Different behaviour between FakeRedis and real redis
simonwoerpel opened this issue · 2 comments
Hey,
I encountered an issue when writing a recursive crawler. With recursive I mean:
- fetch a page
- parse urls on it
- emit these again to fetch
- parse again for urls
- emit these again to fetch
- parse again for urls
- emit again for fetch
the config section looks like this:
fetch:
method: fetch
handle:
pass: parse
parse:
method: parse
params:
store:
mime_group: documents
include_paths:
- ".//div[@class='artikel']" # find urls for 1st iteration
- ".//div[@class='archiveArticleInfo']/ul/li[1]" # find urls for 2nd iteration
- ".//div[@id='buttons']/div[@class='save']" # find urls for 3rd iteration (these are never emitted in debug mode, but in deployed mode)
handle:
fetch: fetch
store: store
in this scenario, memorious in debug mode (via memorious run my_crawler
) never happens to fetch in the third iteration, but when building via docker and running it then, it does.
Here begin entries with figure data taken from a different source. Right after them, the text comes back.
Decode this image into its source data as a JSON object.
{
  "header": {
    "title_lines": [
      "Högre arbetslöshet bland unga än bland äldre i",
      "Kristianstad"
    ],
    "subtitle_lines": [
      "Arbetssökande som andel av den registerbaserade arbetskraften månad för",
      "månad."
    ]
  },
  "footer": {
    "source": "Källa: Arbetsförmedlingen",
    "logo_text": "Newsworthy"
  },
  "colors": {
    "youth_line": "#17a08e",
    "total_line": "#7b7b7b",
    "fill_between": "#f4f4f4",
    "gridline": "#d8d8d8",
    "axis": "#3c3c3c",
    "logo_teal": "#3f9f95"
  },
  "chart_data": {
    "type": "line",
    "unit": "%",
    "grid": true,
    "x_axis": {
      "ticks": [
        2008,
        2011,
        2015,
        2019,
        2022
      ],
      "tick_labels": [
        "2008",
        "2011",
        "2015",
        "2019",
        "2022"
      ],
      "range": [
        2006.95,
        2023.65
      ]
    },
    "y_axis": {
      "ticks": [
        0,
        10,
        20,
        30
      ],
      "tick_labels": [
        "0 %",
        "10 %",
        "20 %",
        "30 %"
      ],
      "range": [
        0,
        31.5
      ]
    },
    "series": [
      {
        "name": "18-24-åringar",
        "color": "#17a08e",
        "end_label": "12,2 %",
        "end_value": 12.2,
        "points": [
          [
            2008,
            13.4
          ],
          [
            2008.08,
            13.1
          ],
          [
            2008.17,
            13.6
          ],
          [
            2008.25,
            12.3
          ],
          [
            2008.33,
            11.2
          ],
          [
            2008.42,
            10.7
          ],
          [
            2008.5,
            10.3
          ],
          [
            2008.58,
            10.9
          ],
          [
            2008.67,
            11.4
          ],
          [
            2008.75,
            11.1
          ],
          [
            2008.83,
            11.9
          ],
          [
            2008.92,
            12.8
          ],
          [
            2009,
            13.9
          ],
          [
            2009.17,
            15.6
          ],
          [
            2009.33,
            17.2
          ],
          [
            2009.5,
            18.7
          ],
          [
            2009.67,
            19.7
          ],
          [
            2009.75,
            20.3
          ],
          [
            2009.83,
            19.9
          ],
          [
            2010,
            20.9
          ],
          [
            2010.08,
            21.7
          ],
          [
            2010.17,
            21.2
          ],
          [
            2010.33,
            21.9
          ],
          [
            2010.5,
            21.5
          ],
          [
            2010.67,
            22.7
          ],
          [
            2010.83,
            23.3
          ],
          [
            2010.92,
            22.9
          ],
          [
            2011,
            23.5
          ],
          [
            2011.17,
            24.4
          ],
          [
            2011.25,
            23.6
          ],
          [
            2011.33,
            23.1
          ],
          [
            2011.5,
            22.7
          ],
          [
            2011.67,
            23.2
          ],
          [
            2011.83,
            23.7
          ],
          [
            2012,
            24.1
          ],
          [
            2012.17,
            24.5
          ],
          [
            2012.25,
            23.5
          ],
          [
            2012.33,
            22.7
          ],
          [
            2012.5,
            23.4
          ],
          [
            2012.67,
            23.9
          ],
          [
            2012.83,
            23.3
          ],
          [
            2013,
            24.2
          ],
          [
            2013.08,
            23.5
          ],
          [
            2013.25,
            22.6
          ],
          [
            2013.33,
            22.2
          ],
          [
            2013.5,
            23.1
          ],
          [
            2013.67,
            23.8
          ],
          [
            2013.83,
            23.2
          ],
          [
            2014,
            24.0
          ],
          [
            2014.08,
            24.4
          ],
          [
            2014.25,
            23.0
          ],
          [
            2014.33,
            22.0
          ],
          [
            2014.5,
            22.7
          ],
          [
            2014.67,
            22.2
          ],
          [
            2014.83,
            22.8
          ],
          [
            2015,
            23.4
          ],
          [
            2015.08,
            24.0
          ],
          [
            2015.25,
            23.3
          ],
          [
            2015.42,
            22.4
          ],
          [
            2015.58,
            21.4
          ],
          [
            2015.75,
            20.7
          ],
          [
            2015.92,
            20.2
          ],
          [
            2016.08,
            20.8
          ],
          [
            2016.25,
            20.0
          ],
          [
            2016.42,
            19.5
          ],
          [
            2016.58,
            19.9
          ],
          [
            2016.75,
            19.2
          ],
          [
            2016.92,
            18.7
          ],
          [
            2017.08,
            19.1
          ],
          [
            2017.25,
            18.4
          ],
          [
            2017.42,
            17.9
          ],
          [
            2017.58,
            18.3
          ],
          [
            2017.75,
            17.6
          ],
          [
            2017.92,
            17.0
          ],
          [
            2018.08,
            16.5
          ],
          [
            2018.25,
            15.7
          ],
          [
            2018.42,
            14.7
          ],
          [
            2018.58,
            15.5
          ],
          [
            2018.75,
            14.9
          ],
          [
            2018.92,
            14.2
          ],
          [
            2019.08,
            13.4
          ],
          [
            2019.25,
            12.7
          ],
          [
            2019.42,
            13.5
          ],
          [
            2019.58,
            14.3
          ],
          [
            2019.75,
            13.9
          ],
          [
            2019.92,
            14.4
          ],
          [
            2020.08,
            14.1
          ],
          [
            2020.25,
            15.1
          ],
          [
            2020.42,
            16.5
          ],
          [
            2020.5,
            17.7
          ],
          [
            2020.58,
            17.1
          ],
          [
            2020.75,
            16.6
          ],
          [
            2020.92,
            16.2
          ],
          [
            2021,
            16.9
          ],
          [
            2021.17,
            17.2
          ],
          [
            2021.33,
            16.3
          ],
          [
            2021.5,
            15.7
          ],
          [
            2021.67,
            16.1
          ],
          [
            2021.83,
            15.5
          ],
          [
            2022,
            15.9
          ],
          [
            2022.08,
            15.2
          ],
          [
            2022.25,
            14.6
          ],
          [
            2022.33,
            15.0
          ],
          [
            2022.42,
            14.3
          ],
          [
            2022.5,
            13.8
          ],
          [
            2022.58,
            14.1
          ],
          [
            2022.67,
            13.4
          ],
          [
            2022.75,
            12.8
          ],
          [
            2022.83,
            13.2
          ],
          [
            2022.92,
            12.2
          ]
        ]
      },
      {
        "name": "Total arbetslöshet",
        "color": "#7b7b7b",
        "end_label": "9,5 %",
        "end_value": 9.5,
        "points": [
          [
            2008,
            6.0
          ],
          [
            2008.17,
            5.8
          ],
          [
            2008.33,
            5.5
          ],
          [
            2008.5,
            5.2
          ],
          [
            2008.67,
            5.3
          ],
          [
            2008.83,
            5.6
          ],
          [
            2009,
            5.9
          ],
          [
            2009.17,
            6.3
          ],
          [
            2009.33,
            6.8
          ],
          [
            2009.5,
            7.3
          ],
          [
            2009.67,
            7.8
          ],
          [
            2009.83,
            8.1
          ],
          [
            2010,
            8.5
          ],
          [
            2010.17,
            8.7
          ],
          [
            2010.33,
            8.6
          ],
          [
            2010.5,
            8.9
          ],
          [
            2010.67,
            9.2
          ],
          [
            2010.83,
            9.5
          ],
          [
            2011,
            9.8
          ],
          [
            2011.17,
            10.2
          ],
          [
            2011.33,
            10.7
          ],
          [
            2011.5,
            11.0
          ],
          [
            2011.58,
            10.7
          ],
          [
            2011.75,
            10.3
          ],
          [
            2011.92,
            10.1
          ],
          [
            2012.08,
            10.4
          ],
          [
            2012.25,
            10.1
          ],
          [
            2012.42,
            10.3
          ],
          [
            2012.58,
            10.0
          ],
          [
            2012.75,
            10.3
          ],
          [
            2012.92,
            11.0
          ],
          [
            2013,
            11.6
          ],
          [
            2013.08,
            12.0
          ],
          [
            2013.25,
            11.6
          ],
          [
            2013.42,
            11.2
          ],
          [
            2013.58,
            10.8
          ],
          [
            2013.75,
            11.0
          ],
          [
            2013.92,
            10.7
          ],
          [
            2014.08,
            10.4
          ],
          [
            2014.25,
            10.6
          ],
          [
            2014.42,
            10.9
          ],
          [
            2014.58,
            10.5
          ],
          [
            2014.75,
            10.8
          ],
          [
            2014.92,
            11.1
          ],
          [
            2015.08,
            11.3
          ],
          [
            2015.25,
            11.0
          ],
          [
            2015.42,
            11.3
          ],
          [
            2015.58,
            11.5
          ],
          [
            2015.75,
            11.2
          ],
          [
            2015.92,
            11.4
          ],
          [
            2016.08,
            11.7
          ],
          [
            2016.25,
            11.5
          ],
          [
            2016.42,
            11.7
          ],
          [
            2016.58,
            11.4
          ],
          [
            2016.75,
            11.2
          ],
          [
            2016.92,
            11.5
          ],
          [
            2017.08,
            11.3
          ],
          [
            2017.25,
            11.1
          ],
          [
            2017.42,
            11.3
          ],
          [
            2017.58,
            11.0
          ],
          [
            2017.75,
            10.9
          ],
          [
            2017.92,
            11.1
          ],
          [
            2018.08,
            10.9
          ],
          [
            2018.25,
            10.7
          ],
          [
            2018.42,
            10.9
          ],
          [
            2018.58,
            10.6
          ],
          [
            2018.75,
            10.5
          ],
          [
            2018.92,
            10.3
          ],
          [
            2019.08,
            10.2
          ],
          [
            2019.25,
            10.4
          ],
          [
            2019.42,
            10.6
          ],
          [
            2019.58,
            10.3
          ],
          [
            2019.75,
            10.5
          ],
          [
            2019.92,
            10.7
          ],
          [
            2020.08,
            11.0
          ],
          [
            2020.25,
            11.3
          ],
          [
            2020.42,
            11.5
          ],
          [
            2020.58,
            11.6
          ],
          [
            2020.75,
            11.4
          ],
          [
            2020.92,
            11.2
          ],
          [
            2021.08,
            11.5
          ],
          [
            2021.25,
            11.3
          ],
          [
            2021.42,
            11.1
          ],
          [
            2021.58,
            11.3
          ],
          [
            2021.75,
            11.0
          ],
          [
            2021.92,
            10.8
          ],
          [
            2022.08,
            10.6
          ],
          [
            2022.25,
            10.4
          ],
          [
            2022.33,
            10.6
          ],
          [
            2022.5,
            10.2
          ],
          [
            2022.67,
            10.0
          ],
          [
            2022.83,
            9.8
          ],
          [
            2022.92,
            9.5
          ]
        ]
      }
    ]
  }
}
Of course it would be great if crawler execution behaves the exact same way for local developement 🙃
@pudo and me had a short discussion about it and we came up with the idea that it has something to do with fakeredis vs. "real" redis, as the data
dictionary is sometimes altered in place in the code, which has different side-effects when using fakeredis than using the real redis...
I already tried to do a data = data.copy()
before this line: https://github.com/alephdata/memorious/blob/master/memorious/operations/parse.py#L58 but this doesn't help.
I am sure someone who knows the memorious codebase better (looking at you @sunu 😂 ) can point me into the right direction how to fix this...
@simonwoerpel Can you check if the latest version fixes the issue for you?
Hoping the fix worked. Feel free to reopen otherwise.